Trauma Care Reimbursement

Poor Understanding of Losses and Coverage for Undocumented Aliens Gao ID: PEMD-93-1 October 15, 1992

GAO looked at the compensation received by four trauma centers in California, New Mexico, and Texas for treatment they provided to undocumented aliens. Three of the centers did not have any major problems obtaining Medicaid reimbursement. Representatives of the fourth facility said that they had not received such payments and had no indication from the state that emergency treatment for undocumented aliens would be covered by Medicaid. GAO confirmed that the state has never published this information. In an effort to support requests for financial aid or to track the sources of uncompensated care, the three facilities receiving Medicaid reimbursement had also tried to estimate the cost of providing services to undocumented aliens. GAO, however, found important methodological weaknesses in each facility's analysis.
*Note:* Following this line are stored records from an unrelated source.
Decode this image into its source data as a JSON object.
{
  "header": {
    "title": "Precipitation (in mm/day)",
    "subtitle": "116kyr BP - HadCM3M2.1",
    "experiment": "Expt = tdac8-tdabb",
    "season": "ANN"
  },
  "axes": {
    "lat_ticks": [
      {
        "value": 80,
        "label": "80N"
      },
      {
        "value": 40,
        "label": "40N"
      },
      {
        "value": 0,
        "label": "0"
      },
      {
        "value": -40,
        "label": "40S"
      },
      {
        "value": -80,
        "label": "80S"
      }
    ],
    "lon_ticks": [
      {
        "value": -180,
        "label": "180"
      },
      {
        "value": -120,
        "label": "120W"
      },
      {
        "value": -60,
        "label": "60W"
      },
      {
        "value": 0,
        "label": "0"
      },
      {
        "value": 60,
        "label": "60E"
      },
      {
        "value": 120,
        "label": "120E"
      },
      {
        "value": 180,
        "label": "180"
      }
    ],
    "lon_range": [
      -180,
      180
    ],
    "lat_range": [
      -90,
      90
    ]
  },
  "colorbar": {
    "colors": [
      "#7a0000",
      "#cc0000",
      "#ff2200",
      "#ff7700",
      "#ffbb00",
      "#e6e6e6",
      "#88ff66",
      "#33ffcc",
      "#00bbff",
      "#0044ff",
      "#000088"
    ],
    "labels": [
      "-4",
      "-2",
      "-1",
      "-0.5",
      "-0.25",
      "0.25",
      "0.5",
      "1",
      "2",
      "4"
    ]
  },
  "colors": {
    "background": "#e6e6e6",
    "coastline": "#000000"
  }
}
Nonetheless, an objective procedure for using routinely collected information to assess immigration status accurately is a potentially fruitful strategy that might be implemented at modest cost in a variety of settings.

GAO found that: (1) direct approaches to identifying undocumented aliens are expensive and inaccurate, because of the need to collect data apart from normal hospital procedures and undocumented aliens' presumed preference for concealing their status; (2) indirect approaches to identifying undocumented aliens currently employ unvalidated methods for inferring patients' immigration status; (3) the direct approach to linking undocumented patients to uncompensated costs first identifies the costs attributed to patients classified as undocumented, then credits payments received for these accounts and an appropriate portion of general operating support, which may not be linked to patient accounts; (4) the direct approach can lead to overstated uncompensated costs by failing to credit a portion of operating assistance not directly linked to patient accounts and failing to discount hospital charges to actual costs; (5) another approach uses the proportion of patients determined to be undocumented, multiplied by the net cost of the hospital service in question; and (6) the other approach assumes that undocumented aliens have service utilization and payment patterns similar to other patients.